Friday, June 1, 2007

What do I do with my passwords?

Have you noticed the incredible number of services, emails, accounts, logins and identities we have to manage on a daily basis? I am sure you already have a technique to handle your ids and passwords. The one I chose is... keep all my information in a text file.

Of course it is not that simple ;-)

I do have a text file with all my ids and passwords though. I write it in a very human legible format (== no xml). You would read something like this if you got your hands on it

This file is stored on my server, where I make all the changes, and duplicated on the machines I use. Given the importance of the data (to me at least), I decided that it would be wise to encrypt it. Enters ccrypt. This package is available on both Linux and Windows (through Cygwin), and provides a command line application (ccrypt) to encrypt text files and another (ccdecrypt) to do the opposite operation. It also includes 'ccat' that displays the content of the file after decrypting it in memory.

So how do I put everything together? When I need to add a new entry to the file, I ssh to my server and run cad, defined this way:

alias cad='ccdecrypt ~/personal/ids.txt.cpt &&
vi ~/personal/ids.txt &&
ccrypt ~/personal/ids.txt'

This command (1) decrypts the file 'ids.txt.cpt', (2) opens the plain text file using vi, and, after I am done editing it, (3) encrypts the 'ids.txt' file.

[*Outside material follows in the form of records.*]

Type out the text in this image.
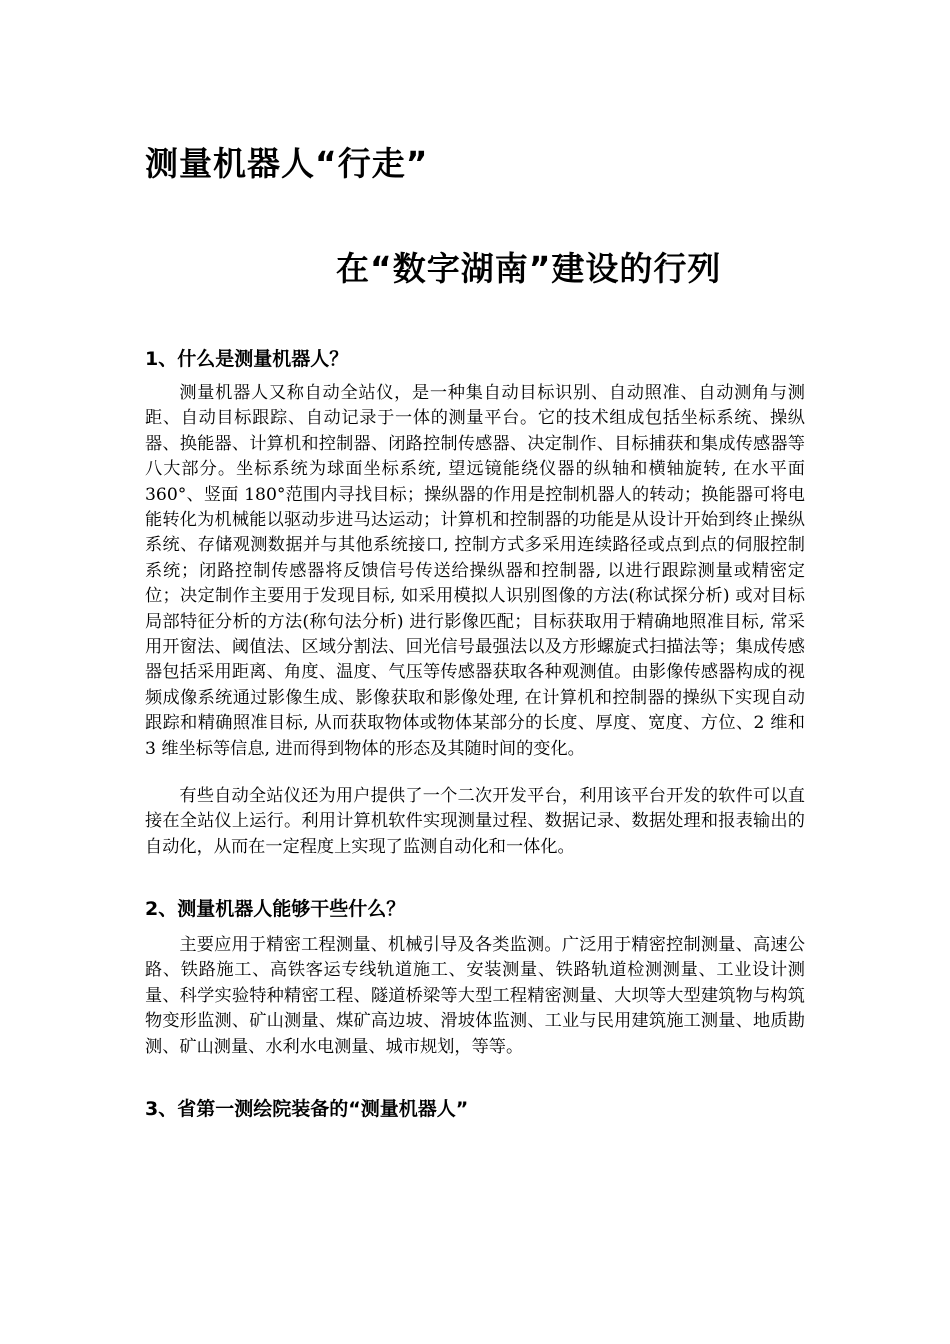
测量机器人“行走”
在“数字湖南”建设的行列
1、什么是测量机器人？

测量机器人又称自动全站仪，是一种集自动目标识别、自动照准、自动测角与测距、自动目标跟踪、自动记录于一体的测量平台。它的技术组成包括坐标系统、操纵器、换能器、计算机和控制器、闭路控制传感器、决定制作、目标捕获和集成传感器等八大部分。坐标系统为球面坐标系统, 望远镜能绕仪器的纵轴和横轴旋转, 在水平面 360°、竖面 180°范围内寻找目标；操纵器的作用是控制机器人的转动；换能器可将电能转化为机械能以驱动步进马达运动；计算机和控制器的功能是从设计开始到终止操纵系统、存储观测数据并与其他系统接口, 控制方式多采用连续路径或点到点的伺服控制系统；闭路控制传感器将反馈信号传送给操纵器和控制器, 以进行跟踪测量或精密定位；决定制作主要用于发现目标, 如采用模拟人识别图像的方法(称试探分析) 或对目标局部特征分析的方法(称句法分析) 进行影像匹配；目标获取用于精确地照准目标, 常采用开窗法、阈值法、区域分割法、回光信号最强法以及方形螺旋式扫描法等；集成传感器包括采用距离、角度、温度、气压等传感器获取各种观测值。由影像传感器构成的视频成像系统通过影像生成、影像获取和影像处理, 在计算机和控制器的操纵下实现自动跟踪和精确照准目标, 从而获取物体或物体某部分的长度、厚度、宽度、方位、2 维和 3 维坐标等信息, 进而得到物体的形态及其随时间的变化。

有些自动全站仪还为用户提供了一个二次开发平台，利用该平台开发的软件可以直接在全站仪上运行。利用计算机软件实现测量过程、数据记录、数据处理和报表输出的自动化，从而在一定程度上实现了监测自动化和一体化。

2、测量机器人能够干些什么？

主要应用于精密工程测量、机械引导及各类监测。广泛用于精密控制测量、高速公路、铁路施工、高铁客运专线轨道施工、安装测量、铁路轨道检测测量、工业设计测量、科学实验特种精密工程、隧道桥梁等大型工程精密测量、大坝等大型建筑物与构筑物变形监测、矿山测量、煤矿高边坡、滑坡体监测、工业与民用建筑施工测量、地质勘测、矿山测量、水利水电测量、城市规划，等等。

3、省第一测绘院装备的“测量机器人”
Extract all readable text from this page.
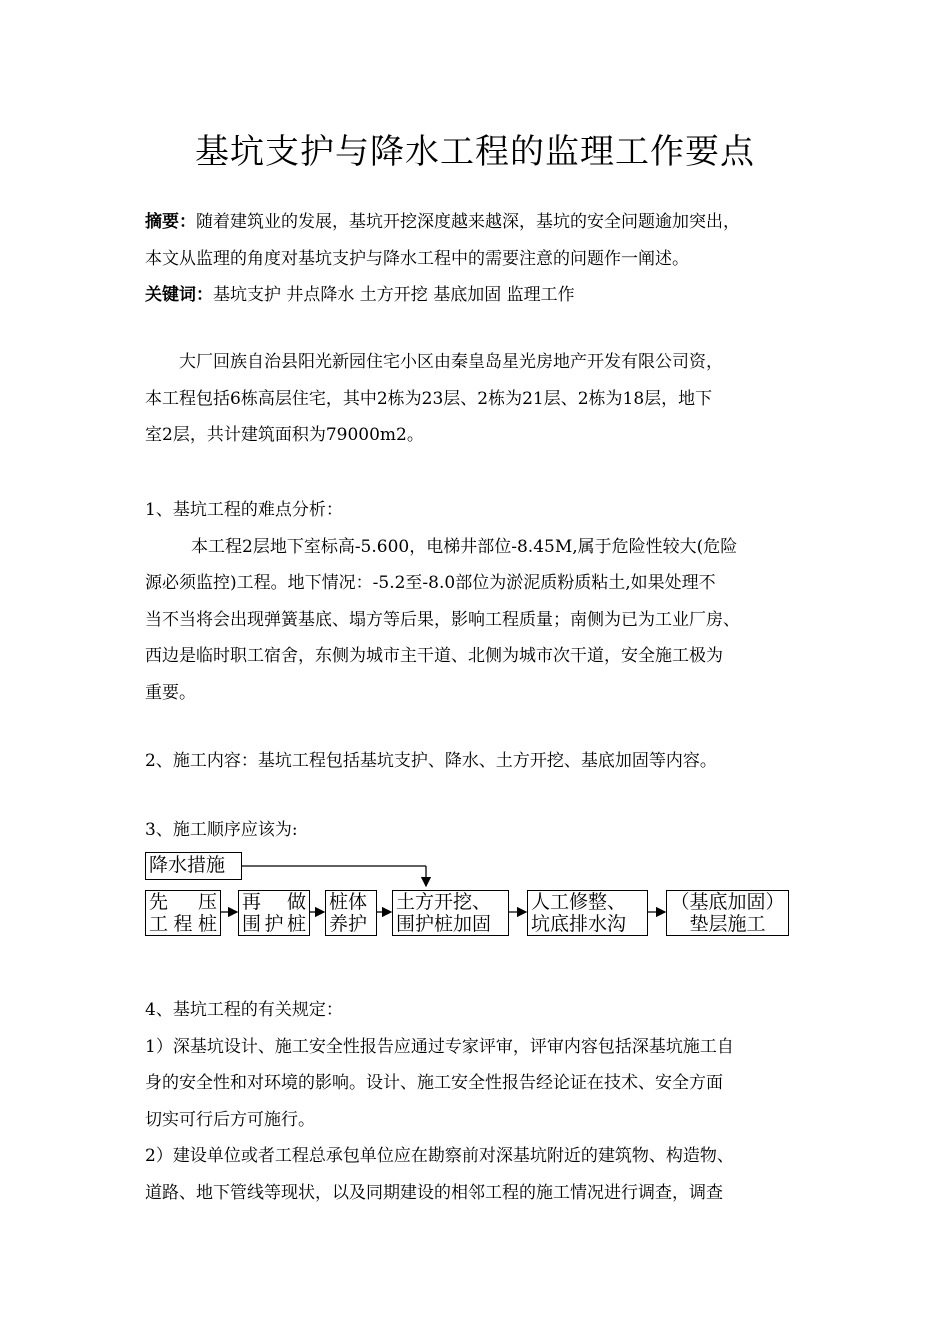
基坑支护与降水工程的监理工作要点

摘要：随着建筑业的发展，基坑开挖深度越来越深，基坑的安全问题逾加突出，

本文从监理的角度对基坑支护与降水工程中的需要注意的问题作一阐述。

关键词：基坑支护 井点降水 土方开挖 基底加固 监理工作

大厂回族自治县阳光新园住宅小区由秦皇岛星光房地产开发有限公司资，

本工程包括6栋高层住宅，其中2栋为23层、2栋为21层、2栋为18层，地下

室2层，共计建筑面积为79000m2。

1、基坑工程的难点分析：

本工程2层地下室标高-5.600，电梯井部位-8.45M,属于危险性较大(危险

源必须监控)工程。地下情况：-5.2至-8.0部位为淤泥质粉质粘土,如果处理不

当不当将会出现弹簧基底、塌方等后果，影响工程质量；南侧为已为工业厂房、

西边是临时职工宿舍，东侧为城市主干道、北侧为城市次干道，安全施工极为

重要。

2、施工内容：基坑工程包括基坑支护、降水、土方开挖、基底加固等内容。

3、施工顺序应该为:

降水措施
先　压
工程桩
再　做
围护桩
桩体
养护
土方开挖、
围护桩加固
人工修整、
坑底排水沟
（基底加固）
垫层施工

4、基坑工程的有关规定：

1）深基坑设计、施工安全性报告应通过专家评审，评审内容包括深基坑施工自

身的安全性和对环境的影响。设计、施工安全性报告经论证在技术、安全方面

切实可行后方可施行。

2）建设单位或者工程总承包单位应在勘察前对深基坑附近的建筑物、构造物、

道路、地下管线等现状，以及同期建设的相邻工程的施工情况进行调查，调查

After editing the ids file, I return to the machine I am working on (this has started with an ssh, remember?) and run the psync command defined by the following alias

alias psync='scp -p lh:/home/marcelop/personal/ids* ~/personal'

which copies the file located on my server (the alias stands for "personal sync" and actually copies other files that I only edit on the server). After that, whenever I want to check an specific information, I run this alias on the local machine

alias cad='ccat ~/personal/ids.txt.cpt | grep -i -B 2 -A 5 '

So something like cad pizza would display 2 lines above the "pizzapizza" entry and 5 below. Adding this to the .bashrc

export GREP_OPTIONS='--color=auto'

makes it even better, since the word "pizza" would appear in red.

There you are. Seems like a lot of work, but it is actually quite simple. After using this technique for 2 years, it feels absolutely natural.

PS: 'cad' stands for "cadeado" (locker in Portuguese).